Hazreti Ebû Hüreyre “radıyallahü anh” buyurdu ki: “Kur’ân-ı kerîm okunan eve, bereket, iyilik gelir. Melekler oraya toplanır. Şeytanlar oradan kaçar…”
İtikâdı düzgün bir kimse; Kur’ân-ı kerîmi okuyup, Ehl-i sünnet âlimlerinin, ilmihâl kitaplarında bildirdiği üzere amel ettiği, ibâdet yaptığı takdirde büyük sevaplara kavuşur. Hazret-i Osman, Peygamber Efendimizin vahiy kâtiplerinden idi. Güzel yazar, güzel konuşurdu. Hitâbeti kuvvetli idi. Dâima Kur’ân-ı kerîm okurdu. Ezberi çok ileri derecede idi. Namazda, bir rek’atte bütün Kur’ân-ı kerîmi okuyan dört kişiden biri de hazret-i Osman’dır. Çok okuduğu için elinde iki Mushaf-ı şerif eskimiştir.
Kur’ân-ı kerîm okumak ve okutmak çok sevaptır. Sevgili Peygamberimiz buyurdu ki:
“Ümmetimin en hayırlısı, Kur’ân-ı kerîmi öğrenen ve öğretendir. “
Ebû Hüreyre hazretleri buyurdu ki:
“Kur’ân-ı kerîm okunan eve, bereket, iyilik gelir. Melekler oraya toplanır. Şeytanlar oradan kaçar.”
Tecvîd ilmine uygun olarak ve hürmet ile okunan Kur’ân-ı kerîmi dinlemek farz-ı kifâyedir. Okuyanlara verilen sevapların aynısı, dinleyenlere de verilir. Kur’ân-ı kerîm okunurken özrü, işi olmayanların sessizce dinlemesi lâzımdır. İş görenlerin arasında ve câmide namaz kılanların yanında yüksek sesle Kur’ân-ı kerîm okumaya başlamak günah olur…
Mushafı abdestli olarak ele almalı ve okumalı, sağ el ile tutmalı, belden aşağı koymamalı, bitirince açık bırakmamalı, başka bir şey yaparken kapayıp, yüksek bir yere koymalı, okurken konuşmamalı, konuşulursa tekrar E’ûzü okuyarak başlamalıdır… Radyoyu, televizyonu, teybi açarak, okunan Kur’ân-ı kerîmi, dinlemeyenlere, iş görenlere duyurmak saygısızlık ve günah olur. Radyodaki, televizyondaki ses benzeri de olsa, yine hürmet etmeli dinlemiyorsa kapatmalıdır.

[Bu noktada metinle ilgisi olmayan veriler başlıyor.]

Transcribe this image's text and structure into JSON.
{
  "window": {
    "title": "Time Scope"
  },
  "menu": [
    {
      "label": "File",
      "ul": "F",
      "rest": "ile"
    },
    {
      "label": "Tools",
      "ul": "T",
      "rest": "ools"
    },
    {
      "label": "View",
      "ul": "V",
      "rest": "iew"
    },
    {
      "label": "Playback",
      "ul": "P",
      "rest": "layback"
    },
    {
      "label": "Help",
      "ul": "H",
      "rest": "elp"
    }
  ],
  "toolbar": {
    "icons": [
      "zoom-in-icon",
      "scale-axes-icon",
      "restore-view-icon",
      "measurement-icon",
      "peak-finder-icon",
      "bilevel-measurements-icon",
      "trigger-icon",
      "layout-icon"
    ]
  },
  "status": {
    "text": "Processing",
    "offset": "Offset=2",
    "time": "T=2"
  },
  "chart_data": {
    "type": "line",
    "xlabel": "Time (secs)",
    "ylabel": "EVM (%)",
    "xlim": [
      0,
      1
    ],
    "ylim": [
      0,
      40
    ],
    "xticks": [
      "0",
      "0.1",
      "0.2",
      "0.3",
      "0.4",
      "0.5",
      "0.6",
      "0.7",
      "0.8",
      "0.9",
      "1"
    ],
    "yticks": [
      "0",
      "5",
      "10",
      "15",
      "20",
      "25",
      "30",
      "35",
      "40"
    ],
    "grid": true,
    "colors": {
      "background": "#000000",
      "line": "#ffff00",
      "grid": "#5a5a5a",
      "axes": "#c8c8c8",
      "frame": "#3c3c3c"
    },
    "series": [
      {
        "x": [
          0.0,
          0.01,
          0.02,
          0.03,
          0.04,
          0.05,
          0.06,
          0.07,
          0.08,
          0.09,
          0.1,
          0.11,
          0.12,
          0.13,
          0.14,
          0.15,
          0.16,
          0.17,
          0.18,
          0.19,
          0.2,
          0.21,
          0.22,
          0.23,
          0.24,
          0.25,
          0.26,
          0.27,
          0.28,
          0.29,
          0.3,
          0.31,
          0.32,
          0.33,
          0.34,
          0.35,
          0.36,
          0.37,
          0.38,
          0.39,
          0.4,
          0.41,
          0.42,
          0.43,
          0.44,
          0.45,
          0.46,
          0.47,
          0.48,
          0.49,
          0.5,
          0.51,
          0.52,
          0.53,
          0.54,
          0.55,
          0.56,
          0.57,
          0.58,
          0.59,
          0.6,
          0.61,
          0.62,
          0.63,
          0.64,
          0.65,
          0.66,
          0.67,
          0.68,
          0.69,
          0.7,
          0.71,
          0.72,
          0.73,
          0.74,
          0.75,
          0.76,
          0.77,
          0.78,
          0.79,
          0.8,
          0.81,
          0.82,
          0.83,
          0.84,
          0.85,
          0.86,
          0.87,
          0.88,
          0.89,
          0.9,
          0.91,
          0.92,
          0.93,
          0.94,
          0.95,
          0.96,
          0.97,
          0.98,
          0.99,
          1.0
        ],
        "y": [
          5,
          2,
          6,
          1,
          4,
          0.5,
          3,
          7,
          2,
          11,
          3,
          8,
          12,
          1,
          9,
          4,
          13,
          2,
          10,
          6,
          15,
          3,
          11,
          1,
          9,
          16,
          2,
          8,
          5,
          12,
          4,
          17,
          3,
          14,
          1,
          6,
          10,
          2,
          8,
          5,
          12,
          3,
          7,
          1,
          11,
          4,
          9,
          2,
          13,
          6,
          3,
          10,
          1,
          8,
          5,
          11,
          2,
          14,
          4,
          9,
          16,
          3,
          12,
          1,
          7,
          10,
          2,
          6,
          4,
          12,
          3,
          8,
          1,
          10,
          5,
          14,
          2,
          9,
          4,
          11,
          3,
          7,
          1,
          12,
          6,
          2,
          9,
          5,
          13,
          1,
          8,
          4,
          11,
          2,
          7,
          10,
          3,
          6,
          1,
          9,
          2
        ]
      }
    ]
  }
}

Cenâb-ı Hakkın ismi zikredilirken yalnızca Allah dememeli, yanında tazîm, hürmet ifâde eden, “teâlâ”, “azze ve celle” gibi kelimeleri söylemelidir. Aynı şekilde, yalnızca Kur’ân dememeli, “kerîm” gibi tazîm, saygı, hürmet bildiren kelimelerle beraber söylemelidir…
Büyük İslam âlimi Hüseyin Hilmi Işık (kuddîse sirrûh) bir sohbetinde buyurdu ki:
Kur’ân-ı kerîm okumak, ibâdetlerin en kıymetlisidir. Allahü teâlâ ile konuşmak oluyor. Namaz niçin çok efdaldir? Çünkü namazda Kur’ân-ı kerîm var. Mevlid okumak niçin çok sevaptır? Çünkü mevlidde Kur’ân-ı kerîm okunuyor… Biz her şeyi Efendi’den (Abdülhakîm Arvâsî hazretleri) öğrendik. Onu görmeseydik, hiçbir şeyden haberimiz olmayacaktı. O mübarek bir gün de şu hadîs-i şerîfi okudu bana: “Kur’ân-ı kerîmi Allah rızâsı için ezberleyenler ve Allah rızâsı için okuyanlar, Allahü teâlânın evliyâsıdır, yâni dostlarıdır. Onlara düşmanlık eden kimse, Allahü teâlâya düşmanlık etmiş olur.”